Die während des Studiums abzulegenden Fachprüfungen ergeben sich aus der jeweils geltenden Hochschulprüfungsordnung. In den Fachprüfungen soll festgestellt werden, ob der Prüfling Inhalt und Methoden der Prüfungsfächer in den wesentlichen Zusammenhängen beherrscht und die erworbenen Kenntnisse und Fähigkeiten selbstständig anwenden kann. Eine Fachprüfung besteht in der Regel aus einer schriftlichen Klausurarbeit mit einer Bearbeitungszeit von zwei bis vier Zeitstunden oder aus einer mündlichen Prüfung (Fachgespräch) von 20 bis 45 Minuten Dauer. Eine Fachprüfung kann gemäß Prüfungsordnung in Teilfachprüfungen unterteilt sein.
Die Technische Fachhochschule bietet verschiedene Projekte speziell für Studentinnen (Mentoring-Projekt Thekla) und Schülerinnen (Praktikumstag Mädchen machen Technik, Girls Day) an. Informationen erteilt die Gleichstellungsbeauftragte der TFH.

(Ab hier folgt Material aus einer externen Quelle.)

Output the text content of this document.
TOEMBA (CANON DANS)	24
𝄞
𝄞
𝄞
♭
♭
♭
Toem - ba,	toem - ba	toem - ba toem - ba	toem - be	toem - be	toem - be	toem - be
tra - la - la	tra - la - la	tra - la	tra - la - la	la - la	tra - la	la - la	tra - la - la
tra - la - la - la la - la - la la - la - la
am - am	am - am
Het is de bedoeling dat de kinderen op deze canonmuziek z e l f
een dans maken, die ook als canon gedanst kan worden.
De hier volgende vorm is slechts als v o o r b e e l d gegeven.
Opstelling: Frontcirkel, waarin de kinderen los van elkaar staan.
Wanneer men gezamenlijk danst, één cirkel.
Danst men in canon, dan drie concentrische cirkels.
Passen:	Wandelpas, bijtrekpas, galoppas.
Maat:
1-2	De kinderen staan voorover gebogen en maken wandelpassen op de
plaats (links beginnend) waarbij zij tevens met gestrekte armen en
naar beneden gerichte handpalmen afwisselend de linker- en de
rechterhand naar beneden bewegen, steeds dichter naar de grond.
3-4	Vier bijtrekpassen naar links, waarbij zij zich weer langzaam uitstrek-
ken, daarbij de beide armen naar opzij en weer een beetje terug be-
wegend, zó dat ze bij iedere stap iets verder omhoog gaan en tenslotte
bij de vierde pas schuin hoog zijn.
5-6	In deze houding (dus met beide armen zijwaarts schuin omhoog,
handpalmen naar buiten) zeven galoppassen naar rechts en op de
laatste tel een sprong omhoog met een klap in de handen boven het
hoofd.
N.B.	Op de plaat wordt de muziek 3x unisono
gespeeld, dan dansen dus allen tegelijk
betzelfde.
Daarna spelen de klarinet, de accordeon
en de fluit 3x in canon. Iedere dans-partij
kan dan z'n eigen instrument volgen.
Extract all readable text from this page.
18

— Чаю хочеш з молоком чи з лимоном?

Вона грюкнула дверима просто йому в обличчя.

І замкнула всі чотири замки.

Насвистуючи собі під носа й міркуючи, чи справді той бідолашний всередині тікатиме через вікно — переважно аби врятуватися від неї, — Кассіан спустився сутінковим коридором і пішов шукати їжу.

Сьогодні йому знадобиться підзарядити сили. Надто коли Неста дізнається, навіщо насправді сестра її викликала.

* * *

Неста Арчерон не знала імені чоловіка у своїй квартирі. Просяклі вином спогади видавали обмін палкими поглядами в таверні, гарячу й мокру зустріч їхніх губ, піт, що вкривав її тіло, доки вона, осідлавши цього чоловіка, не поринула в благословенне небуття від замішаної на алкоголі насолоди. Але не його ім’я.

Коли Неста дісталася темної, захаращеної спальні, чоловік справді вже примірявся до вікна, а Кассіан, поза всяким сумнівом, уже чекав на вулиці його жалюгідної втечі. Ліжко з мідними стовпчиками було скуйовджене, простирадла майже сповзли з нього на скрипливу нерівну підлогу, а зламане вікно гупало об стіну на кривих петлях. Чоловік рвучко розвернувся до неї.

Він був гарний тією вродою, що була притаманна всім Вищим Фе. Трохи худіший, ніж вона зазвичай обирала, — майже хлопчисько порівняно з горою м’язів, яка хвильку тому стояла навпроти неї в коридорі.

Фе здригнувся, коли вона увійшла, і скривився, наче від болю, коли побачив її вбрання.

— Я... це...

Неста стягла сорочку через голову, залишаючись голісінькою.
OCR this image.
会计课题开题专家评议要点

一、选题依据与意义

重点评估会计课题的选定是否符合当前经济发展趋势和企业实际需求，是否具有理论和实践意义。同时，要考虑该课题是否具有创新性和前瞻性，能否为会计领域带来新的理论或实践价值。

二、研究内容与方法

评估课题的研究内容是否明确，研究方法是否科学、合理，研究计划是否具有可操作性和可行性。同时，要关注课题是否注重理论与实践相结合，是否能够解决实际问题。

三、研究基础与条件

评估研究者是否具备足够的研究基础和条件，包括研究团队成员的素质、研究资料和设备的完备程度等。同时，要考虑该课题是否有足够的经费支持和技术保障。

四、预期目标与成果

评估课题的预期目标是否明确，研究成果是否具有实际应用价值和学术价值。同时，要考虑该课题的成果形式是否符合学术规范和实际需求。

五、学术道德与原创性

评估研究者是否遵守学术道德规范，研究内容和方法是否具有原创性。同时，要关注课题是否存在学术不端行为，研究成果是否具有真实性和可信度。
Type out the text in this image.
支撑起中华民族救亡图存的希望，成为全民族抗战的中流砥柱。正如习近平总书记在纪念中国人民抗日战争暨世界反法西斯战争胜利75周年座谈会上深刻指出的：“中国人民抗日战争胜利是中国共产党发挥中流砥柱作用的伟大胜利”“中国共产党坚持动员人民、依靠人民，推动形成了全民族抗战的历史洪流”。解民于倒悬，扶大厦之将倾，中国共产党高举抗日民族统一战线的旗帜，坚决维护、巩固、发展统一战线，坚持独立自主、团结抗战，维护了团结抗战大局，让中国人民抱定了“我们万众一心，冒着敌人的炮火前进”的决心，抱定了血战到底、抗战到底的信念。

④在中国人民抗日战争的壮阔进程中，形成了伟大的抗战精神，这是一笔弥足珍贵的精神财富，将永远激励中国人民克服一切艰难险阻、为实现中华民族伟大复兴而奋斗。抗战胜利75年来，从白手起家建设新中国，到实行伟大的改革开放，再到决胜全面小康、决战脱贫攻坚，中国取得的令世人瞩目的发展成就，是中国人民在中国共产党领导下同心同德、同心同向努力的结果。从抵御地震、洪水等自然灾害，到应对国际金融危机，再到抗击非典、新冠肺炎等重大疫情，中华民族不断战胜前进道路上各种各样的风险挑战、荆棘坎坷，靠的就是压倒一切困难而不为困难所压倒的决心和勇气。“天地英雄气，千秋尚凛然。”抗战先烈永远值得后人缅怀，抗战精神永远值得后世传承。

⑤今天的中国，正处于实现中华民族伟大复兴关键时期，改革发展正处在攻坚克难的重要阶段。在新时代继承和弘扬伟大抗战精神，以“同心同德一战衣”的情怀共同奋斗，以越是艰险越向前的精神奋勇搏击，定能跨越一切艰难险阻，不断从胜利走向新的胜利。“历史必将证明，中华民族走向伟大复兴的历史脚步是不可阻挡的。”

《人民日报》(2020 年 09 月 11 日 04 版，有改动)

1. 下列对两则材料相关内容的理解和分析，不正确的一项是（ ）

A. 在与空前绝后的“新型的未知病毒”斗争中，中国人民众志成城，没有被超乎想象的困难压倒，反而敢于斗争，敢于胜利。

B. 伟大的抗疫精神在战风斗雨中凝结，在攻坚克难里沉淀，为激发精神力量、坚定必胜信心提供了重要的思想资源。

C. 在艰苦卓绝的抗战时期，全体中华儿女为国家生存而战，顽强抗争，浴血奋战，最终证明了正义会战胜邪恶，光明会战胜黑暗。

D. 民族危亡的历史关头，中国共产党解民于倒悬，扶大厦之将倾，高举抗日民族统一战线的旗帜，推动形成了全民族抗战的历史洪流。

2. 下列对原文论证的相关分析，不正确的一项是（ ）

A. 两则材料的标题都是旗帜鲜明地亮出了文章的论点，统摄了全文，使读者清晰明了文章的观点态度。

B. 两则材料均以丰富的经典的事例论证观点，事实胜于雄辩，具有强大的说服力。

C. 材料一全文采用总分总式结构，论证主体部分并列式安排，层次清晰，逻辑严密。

Legt ein Prüfling innerhalb der Regelstudienzeit bis zu dem in der Studienordnung vorgesehenen Zeitpunkt und nach ununterbrochenem Studium eine Fachprüfung oder Teilfachprüfung erstmalig ab und besteht er diese nicht, so gilt diese als nicht unternommen und es besteht Anspruch auf einen so genannten Freiversuch. Der Anspruch auf Freiversuch besteht nicht, wenn der Studierende zur Prüfung nicht erschienen ist, oder die Prüfung wegen eines Täuschungsversuchs als nicht bestanden gewertet wurde. Für den Freiversuch muss kein gesonderter Antrag gestellt werden.